On the approach to the palace is a long boulevard, lined with palm trees, framed with mountains all around.

Al Alam Castle Approach

The palace itself is closed to the public but we stopped in front of the gates at the end of the approach to take pictures while Fahad was shouting us to get back to the taxi to get going, but we had to do it for the gram first!

With the best travel buddy, the lovely Aisha

Taking in the scenery

Hinged between mountains and sea, Muscat is a haven of tranquility compared to hustle and bustle if the cosmopolitan Kuala Lumpur that we had just left. Fahad took us on a journey through the city towards Old Muscat; through long highways and winding roads with unobstructed mountain and sea views. We had to stop when we saw the most beautiful little town, settled at the foot of the mountains, with the sun shining over. The view was truly breathtaking.

So beautiful!

On the way back from the palace, Fahad took us to a spot by the harbour, with the Al Jalali fort in the background. A fort built by the Portuguese empire to protect Muscat after it had been attack twice by the Ottoman forces in the 1580s. The rich colours of the sun setting over the Omani sea were immaculate, just beautiful!

View over the Sea of Oman

Shop Shop Shop!

Our last stop was the Mutrah Souq, first to change some money and then to shop!
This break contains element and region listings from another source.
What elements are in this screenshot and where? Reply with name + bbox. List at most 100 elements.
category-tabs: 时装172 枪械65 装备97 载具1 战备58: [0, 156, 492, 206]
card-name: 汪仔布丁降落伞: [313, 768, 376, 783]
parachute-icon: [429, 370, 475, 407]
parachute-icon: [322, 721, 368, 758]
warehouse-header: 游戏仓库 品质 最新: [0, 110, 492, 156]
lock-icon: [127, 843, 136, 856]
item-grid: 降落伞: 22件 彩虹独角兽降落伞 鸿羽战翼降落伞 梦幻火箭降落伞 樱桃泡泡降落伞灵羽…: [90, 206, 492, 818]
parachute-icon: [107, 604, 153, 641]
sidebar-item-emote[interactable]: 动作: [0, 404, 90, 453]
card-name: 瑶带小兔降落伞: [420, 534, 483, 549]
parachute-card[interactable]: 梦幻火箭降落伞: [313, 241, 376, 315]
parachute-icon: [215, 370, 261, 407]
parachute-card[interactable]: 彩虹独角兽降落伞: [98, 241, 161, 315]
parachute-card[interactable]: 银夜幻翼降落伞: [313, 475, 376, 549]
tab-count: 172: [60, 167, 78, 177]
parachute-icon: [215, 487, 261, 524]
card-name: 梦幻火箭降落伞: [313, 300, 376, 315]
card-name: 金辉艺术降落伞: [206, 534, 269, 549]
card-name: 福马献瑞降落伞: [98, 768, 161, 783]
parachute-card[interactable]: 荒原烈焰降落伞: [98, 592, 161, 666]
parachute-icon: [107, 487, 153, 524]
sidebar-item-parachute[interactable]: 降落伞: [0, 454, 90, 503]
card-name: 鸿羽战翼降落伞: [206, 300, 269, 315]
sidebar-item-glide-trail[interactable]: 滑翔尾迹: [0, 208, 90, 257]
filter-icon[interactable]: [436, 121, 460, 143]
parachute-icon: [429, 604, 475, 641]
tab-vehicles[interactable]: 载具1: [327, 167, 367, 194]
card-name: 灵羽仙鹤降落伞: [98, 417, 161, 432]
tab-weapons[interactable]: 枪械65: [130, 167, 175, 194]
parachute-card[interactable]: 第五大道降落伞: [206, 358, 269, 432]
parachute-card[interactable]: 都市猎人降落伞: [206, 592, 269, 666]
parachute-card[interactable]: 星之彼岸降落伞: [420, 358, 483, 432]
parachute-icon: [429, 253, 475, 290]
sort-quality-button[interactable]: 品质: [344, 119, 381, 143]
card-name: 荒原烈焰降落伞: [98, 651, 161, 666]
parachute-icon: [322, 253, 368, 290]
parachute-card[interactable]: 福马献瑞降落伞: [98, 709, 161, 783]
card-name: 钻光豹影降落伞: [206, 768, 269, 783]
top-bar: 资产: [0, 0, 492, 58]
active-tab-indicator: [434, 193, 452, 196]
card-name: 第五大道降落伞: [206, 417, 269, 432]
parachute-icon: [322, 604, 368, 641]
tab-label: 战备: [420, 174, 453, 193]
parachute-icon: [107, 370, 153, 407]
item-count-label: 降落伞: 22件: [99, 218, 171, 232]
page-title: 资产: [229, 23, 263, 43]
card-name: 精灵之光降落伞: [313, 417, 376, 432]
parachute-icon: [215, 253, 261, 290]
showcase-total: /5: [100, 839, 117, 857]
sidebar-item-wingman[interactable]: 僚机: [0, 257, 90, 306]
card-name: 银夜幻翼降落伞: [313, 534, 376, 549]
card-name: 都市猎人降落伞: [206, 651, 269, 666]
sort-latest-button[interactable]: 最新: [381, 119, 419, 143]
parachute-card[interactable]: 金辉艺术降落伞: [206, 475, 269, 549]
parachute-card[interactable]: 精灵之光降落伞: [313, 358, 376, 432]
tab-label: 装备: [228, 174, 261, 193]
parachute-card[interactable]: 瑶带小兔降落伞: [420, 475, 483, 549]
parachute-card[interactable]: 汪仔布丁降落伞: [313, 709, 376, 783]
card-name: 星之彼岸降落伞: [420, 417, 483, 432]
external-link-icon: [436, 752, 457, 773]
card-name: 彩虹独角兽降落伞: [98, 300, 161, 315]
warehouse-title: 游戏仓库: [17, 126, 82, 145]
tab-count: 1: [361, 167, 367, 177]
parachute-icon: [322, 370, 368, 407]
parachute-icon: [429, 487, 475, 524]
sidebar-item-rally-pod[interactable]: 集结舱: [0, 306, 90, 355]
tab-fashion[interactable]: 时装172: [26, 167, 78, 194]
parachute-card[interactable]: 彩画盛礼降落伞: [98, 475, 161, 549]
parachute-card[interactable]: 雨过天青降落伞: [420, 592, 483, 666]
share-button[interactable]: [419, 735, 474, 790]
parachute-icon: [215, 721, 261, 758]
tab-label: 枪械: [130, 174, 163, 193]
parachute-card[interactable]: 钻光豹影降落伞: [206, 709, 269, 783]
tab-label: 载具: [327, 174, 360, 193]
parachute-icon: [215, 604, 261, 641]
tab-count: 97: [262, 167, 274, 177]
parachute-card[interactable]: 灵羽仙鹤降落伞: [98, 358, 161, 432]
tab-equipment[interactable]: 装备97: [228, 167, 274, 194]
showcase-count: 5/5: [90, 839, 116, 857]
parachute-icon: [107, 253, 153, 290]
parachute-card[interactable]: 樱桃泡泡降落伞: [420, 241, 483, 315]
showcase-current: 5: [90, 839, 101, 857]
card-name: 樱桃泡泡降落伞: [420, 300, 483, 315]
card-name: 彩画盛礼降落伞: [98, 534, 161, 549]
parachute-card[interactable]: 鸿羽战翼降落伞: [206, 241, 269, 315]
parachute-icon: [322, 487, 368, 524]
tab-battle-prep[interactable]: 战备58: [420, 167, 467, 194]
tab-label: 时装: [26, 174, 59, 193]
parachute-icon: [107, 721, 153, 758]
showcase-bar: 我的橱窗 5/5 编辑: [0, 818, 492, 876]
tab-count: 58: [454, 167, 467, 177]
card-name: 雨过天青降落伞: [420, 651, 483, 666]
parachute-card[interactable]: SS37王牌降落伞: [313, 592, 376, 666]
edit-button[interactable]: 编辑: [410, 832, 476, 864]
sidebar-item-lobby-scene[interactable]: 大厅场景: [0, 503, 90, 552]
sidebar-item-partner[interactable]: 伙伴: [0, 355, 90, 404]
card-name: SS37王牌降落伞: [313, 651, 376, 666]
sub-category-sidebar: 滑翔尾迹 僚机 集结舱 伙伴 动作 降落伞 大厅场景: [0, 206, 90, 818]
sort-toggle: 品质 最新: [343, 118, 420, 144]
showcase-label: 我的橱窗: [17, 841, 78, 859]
The hustle and bustle of Mutrah Soup. (Photo Credit: Lonely Planet)

No visit to Muscat would be complete without getting lost in the labyrinthine Mutrah Souq, where traders have been plying their wares for centuries. The rich smell of Oud perfumed the paths, sellers calling out from their stalls with their wares spilling out, oud, Abaya’s, pashminas, and local crafts. Everything you can think of at your fingertips. I spent my last money on some amazing Oud and a pot for my mum and a fridge magnet.

Similar pot to the one I bought for my mum (Photo Credit: @wkseah)

Quick Tips:

  • Stay ready so you ain’t gotta get ready- Pack a change of clothes, underwear and a couple of small toiletries in your carry-on, just in case! This is something I never did before this trip but will definitely going forward.
  • Money, Money, Money, Money! – Omani Riyal is the only currency I have ever used that is stronger than GBP! 1 GBP = 0.52 OMR. I was shook. Always carry cash in your home currency or well-known currencies ($, £) when you travel as it makes changing money in emergencies like these possible and you don’t get charged using your debit card.
  • I get around- From our experience, taxis are the easiest way to get around Muscat, especially with the intense 35°C+ heat, but there is apparently a bus service, called Mowasalat, which you could possibly look into using.
  • Are you ready for your blessing? – Every disappointment could be a blessing in disguise or an adventure waiting to happen! The delay meant we got to explore a third country for free in one holiday.

Even though I only had a few hours, Oman was beautiful and I’m sure I’ll be back. I had an amazing experience there and I would definitely recommend spending some time in this striking country. Have you visited Oman? What did you think?